Co-authors on the research include Katherine Theall, Cecile Usdin Professorship in Women’s Health at the School of Public Health and Tropical Medicine and, from the School of Science and Engineering, Sarah Gray, assistant professor of psychology, neuroscience doctoral student Christopher Jones and psychology doctoral student Erin Glackin.

Drury and collaborators recruited mothers during pregnancy to try and understand how a mother’s experiences, both before and during pregnancy, influence their infants’ development.  Mothers reported on their stress during pregnancy as well as their own adverse childhood experiences before the age of 18.  At four months of age, Drury’s research team measured the infant’s respiratory sinus arrhythmia (RSA) during an interaction with their mother.  RSA is a marker of the parasympathetic nervous system and considered an indicator of how well one can adapt to changes in the environment. RSA is the variation in heart rate we experience when we breathe and differences in RSA are linked to lifespan mental and physical outcomes. For the most part higher RSA suggests an individual is more able to adapt to changes and stressors in their environment.

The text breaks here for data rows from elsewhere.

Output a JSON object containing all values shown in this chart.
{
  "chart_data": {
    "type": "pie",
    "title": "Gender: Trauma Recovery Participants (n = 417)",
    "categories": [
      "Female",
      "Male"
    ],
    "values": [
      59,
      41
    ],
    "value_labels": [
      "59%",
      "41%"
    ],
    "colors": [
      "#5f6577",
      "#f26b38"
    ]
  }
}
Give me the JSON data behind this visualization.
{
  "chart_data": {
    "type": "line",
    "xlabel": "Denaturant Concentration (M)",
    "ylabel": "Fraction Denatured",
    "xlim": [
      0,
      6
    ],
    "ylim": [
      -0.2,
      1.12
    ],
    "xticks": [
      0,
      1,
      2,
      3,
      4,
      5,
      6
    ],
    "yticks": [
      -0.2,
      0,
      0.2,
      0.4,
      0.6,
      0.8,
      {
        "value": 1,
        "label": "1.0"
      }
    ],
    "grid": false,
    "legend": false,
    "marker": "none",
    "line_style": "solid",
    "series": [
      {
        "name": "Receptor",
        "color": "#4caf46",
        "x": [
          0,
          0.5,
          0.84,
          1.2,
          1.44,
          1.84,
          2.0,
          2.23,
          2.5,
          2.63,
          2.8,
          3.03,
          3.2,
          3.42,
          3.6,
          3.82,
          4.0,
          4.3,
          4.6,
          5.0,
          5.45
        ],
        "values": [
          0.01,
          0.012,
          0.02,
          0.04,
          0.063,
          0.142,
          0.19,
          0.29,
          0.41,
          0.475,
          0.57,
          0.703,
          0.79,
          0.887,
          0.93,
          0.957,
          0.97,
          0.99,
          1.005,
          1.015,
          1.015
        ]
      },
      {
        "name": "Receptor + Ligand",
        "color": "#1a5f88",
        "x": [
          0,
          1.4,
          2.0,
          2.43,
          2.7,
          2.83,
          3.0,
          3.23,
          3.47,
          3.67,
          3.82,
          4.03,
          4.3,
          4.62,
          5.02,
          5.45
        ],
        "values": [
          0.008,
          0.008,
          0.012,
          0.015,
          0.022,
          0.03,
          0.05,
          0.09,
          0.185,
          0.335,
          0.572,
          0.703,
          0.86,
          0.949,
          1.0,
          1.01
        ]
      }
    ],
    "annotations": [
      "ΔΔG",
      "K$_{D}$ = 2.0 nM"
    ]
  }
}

“People who have high RSA or a lot of RSA reactivity when stressed tend to be more adaptable or resilient,” Drury said. “What our study showed was that moms’ adverse childhood experiences took away some of that flexibility in babies. It showed that things that happened even before a mom gets pregnant can leave lasting traces in her child and, what is really new about this study, is that we showed that these are different than prenatal stress.”

The study showed that a mom’s early life adversity set a lower baseline for RSA, while prenatal stress resulted in less variation over a stressor.  

“It is a bit nuanced in that adverse childhood experiences really lowers baseline or starting point of a child’s RSA, while prenatal stress influenced the change in RSA, or what we call reactivity,” Drury said.

Researchers are studying whether early childhood interventions can recalibrate an infant’s RSA stress response. 

Drury noted that it is unprecedented for one school to be recognized for more than a quarter of the Rieger awards given within the last 15 years. Past recipients include Tulane child psychiatry faculty Dr. Charles H. Zeanah (2016), Dr. Mary Margaret Gleason (2011) and Dr. Michael Scheeringa (2003).

“For a small research group, this is huge,” she said. “It shows that Tulane is producing the highest quality research.”